Aku harus ke mana?

34 16 1
                                    

Semenjak peristiwa itu, beberapa hari setelahnya aku pergi dari rumah.
Aku pergi bukan untuk berlari, apalagi bersembunyi. Melainkan untuk membuktikan bahwa aku tidak seperti bayang-bayang Mama jika tidak menjadi apa yang beliau harapkan.
Dengan modal nekat, aku pergi hanya dengan membawa tas yang berisi beberapa pakaian agar tidak terlihat mencurigakan dan uang pas untuk keperluan hidup sehari-hari sebelum mencari dan mendapatkan pemasukan tambahan yang lain. Juga tak lupa dengan motor kesayangan yang selalu menemaniku pergi ke mana-mana. Aku pergi secara diam-diam, tidak memberi tahu siapapun yang ada di rumah.
Karena aku sudah tahu apa yang akan terjadi jika aku memilih pergi dari sini secara terang-terangan, sebuah perdebatan hebat itu akan terjadi kembali.
Sebelum pergi, aku membelah sebuah celengan yang sudah lama sekali ku isi dan ku kumpulkan sedari awal memasuki Sekolah Menengah Akhir.
Aku memang tipikal orang yang akan mengeluarkan sesuatu pengeluaran ketika benar-benar butuh, dan selalu menyimpan jika tidak perlu. Maka tidak usah khawatir perihal keperluan hari ini dan seterusnya, aku sudah yakin bisa melewatinya karena aku bukanlah manusia yang senang membuang-buang sesuatu untuk yang tidak jelas unsurnya.

Sekarang, aku tinggal sendiri di sebuah Kos-kosan yang masih satu kota dengan tempat tinggalku. Sebuah Kos-kosan yang memiliki ukuran dan ruang gerak yang minimalis, namun tetap cukup.
Bahkan jika dibandingkan dengan kamarku ketika di rumah, ini benar-benar tidak seberapa.
Tapi, biarlah. Yang terpenting aku memiliki sebuah tempat pulang sementara yang menerimaku apa adanya, dari pada memiliki bangunan megah tapi untuk hadir saja aku tidak pernah dianggap keberadaannya.
Di hari pertama aku pergi, aku mengabari orang-orang yang perlu ku beritahu. Seperti Alyssa, Wisnu, dan Rian. Bahkan, meskipun setengah ragu dan bingung aku memasuki Mirzha dan Nizar ke dalam daftar list di pikiranku untuk ku beritahu.
Aku tidak yakin mereka berdua akan membalas, tapi barang kali mendengar kabar seperti ini, setidaknya mereka tetap sudi meski hanya melihat saja tanpa membalas atau pun peduli.

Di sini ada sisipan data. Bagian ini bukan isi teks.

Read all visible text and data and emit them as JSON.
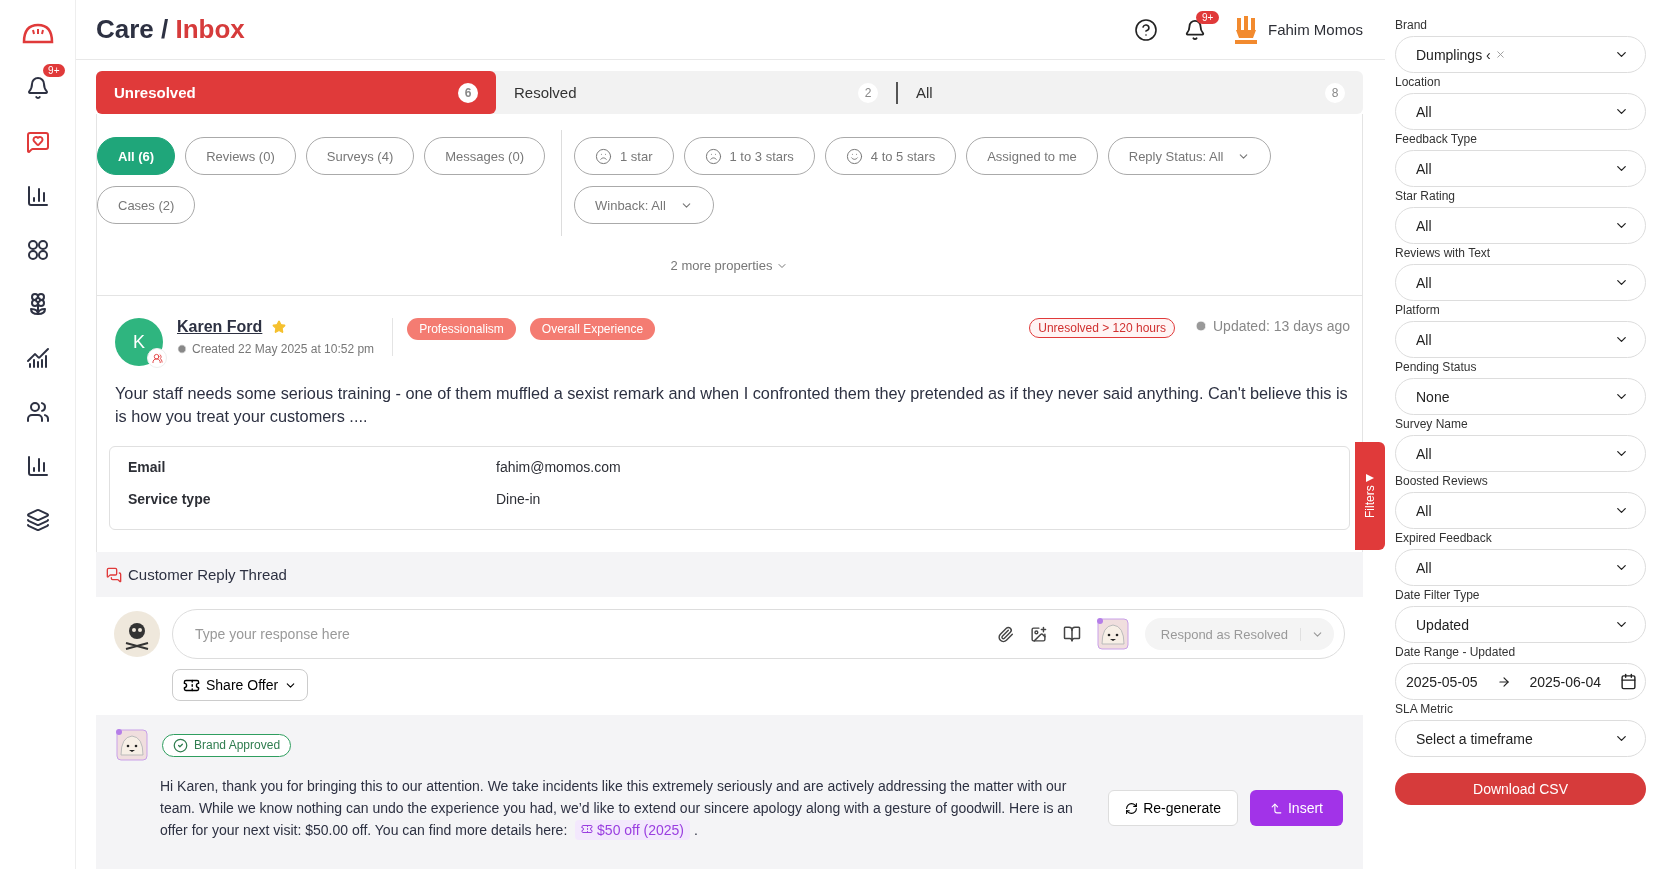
{
  "sidebar": {
    "items": [
      {
        "kind": "bell",
        "selected": false,
        "badge": "9+"
      },
      {
        "kind": "feedback",
        "selected": true
      },
      {
        "kind": "bars",
        "selected": false
      },
      {
        "kind": "apps",
        "selected": false
      },
      {
        "kind": "flower",
        "selected": false
      },
      {
        "kind": "growth",
        "selected": false
      },
      {
        "kind": "people",
        "selected": false
      },
      {
        "kind": "bars",
        "selected": false
      },
      {
        "kind": "layers",
        "selected": false
      }
    ]
  },
  "header": {
    "section": "Care /",
    "page": "Inbox",
    "notification_badge": "9+",
    "user_name": "Fahim Momos"
  },
  "status_tabs": [
    {
      "label": "Unresolved",
      "count": "6",
      "selected": true
    },
    {
      "label": "Resolved",
      "count": "2",
      "selected": false
    },
    {
      "label": "All",
      "count": "8",
      "selected": false
    }
  ],
  "type_chips": [
    {
      "label": "All (6)",
      "selected": true
    },
    {
      "label": "Reviews (0)",
      "selected": false
    },
    {
      "label": "Surveys (4)",
      "selected": false
    },
    {
      "label": "Messages (0)",
      "selected": false
    },
    {
      "label": "Cases (2)",
      "selected": false
    }
  ],
  "rating_chips": [
    {
      "label": "1 star",
      "kind": "sad"
    },
    {
      "label": "1 to 3 stars",
      "kind": "sad"
    },
    {
      "label": "4 to 5 stars",
      "kind": "happy"
    },
    {
      "label": "Assigned to me",
      "kind": "plain"
    },
    {
      "label": "Reply Status: All",
      "kind": "dropdown"
    },
    {
      "label": "Winback: All",
      "kind": "dropdown"
    }
  ],
  "more_properties": "2 more properties",
  "review": {
    "initial": "K",
    "name": "Karen Ford",
    "starred": true,
    "created": "Created 22 May 2025 at 10:52 pm",
    "tags": [
      "Professionalism",
      "Overall Experience"
    ],
    "sla": "Unresolved > 120 hours",
    "updated": "Updated: 13 days ago",
    "text": "Your staff needs some serious training - one of them muffled a sexist remark and when I confronted them they pretended as if they never said anything. Can't believe this is is how you treat your customers ....",
    "details": [
      {
        "label": "Email",
        "value": "fahim@momos.com"
      },
      {
        "label": "Service type",
        "value": "Dine-in"
      }
    ]
  },
  "filters_tab": "Filters",
  "reply_thread": {
    "title": "Customer Reply Thread",
    "placeholder": "Type your response here",
    "respond_button": "Respond as Resolved",
    "respond_disabled": true,
    "share_offer": "Share Offer"
  },
  "suggestion": {
    "badge": "Brand Approved",
    "text": "Hi Karen, thank you for bringing this to our attention. We take incidents like this extremely seriously and are actively addressing the matter with our team. While we know nothing can undo the experience you had, we’d like to extend our sincere apology along with a gesture of goodwill. Here is an offer for your next visit: $50.00 off. You can find more details here:",
    "offer": "$50 off (2025)",
    "text_after": ".",
    "regenerate": "Re-generate",
    "insert": "Insert"
  },
  "filters": [
    {
      "label": "Brand",
      "kind": "chip",
      "value": "Dumplings ‹"
    },
    {
      "label": "Location",
      "kind": "select",
      "value": "All"
    },
    {
      "label": "Feedback Type",
      "kind": "select",
      "value": "All"
    },
    {
      "label": "Star Rating",
      "kind": "select",
      "value": "All"
    },
    {
      "label": "Reviews with Text",
      "kind": "select",
      "value": "All"
    },
    {
      "label": "Platform",
      "kind": "select",
      "value": "All"
    },
    {
      "label": "Pending Status",
      "kind": "select",
      "value": "None"
    },
    {
      "label": "Survey Name",
      "kind": "select",
      "value": "All"
    },
    {
      "label": "Boosted Reviews",
      "kind": "select",
      "value": "All"
    },
    {
      "label": "Expired Feedback",
      "kind": "select",
      "value": "All"
    },
    {
      "label": "Date Filter Type",
      "kind": "select",
      "value": "Updated"
    },
    {
      "label": "Date Range - Updated",
      "kind": "daterange",
      "value": "2025-05-05",
      "value_end": "2025-06-04"
    },
    {
      "label": "SLA Metric",
      "kind": "select",
      "value": "Select a timeframe"
    }
  ],
  "download_button": "Download CSV"
}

Aku pun tidak berharap lebih tentang apa yang akan ku dapatkan nanti ketika masing-masing dari mereka sudah membaca pesan dan mengetahui apa isi pesan itu, aku hanya mengikuti apa yang hatiku katakan ketika perasaan resah mulai menjalar kepada saraf-saraf.
Baik peduli atau tidak, biarkan itu menjadi sebuah perjalanan yang memang semestinya berjalan.

***

Aku terbangun di pagi yang sangat cerah oleh sebuah ketukan keras di balik pintu, dengan penuh rasa keberatan aku beranjak dari tempat tidur untuk menghampiri sumber suara tersebut.
Setelah ku buka, ternyata Mirzha dan Nizar ada di balik sumber suara itu. Aku kebingungan, berulang-ulang kali mengucek bola mata untuk memastikan karena tidak percaya.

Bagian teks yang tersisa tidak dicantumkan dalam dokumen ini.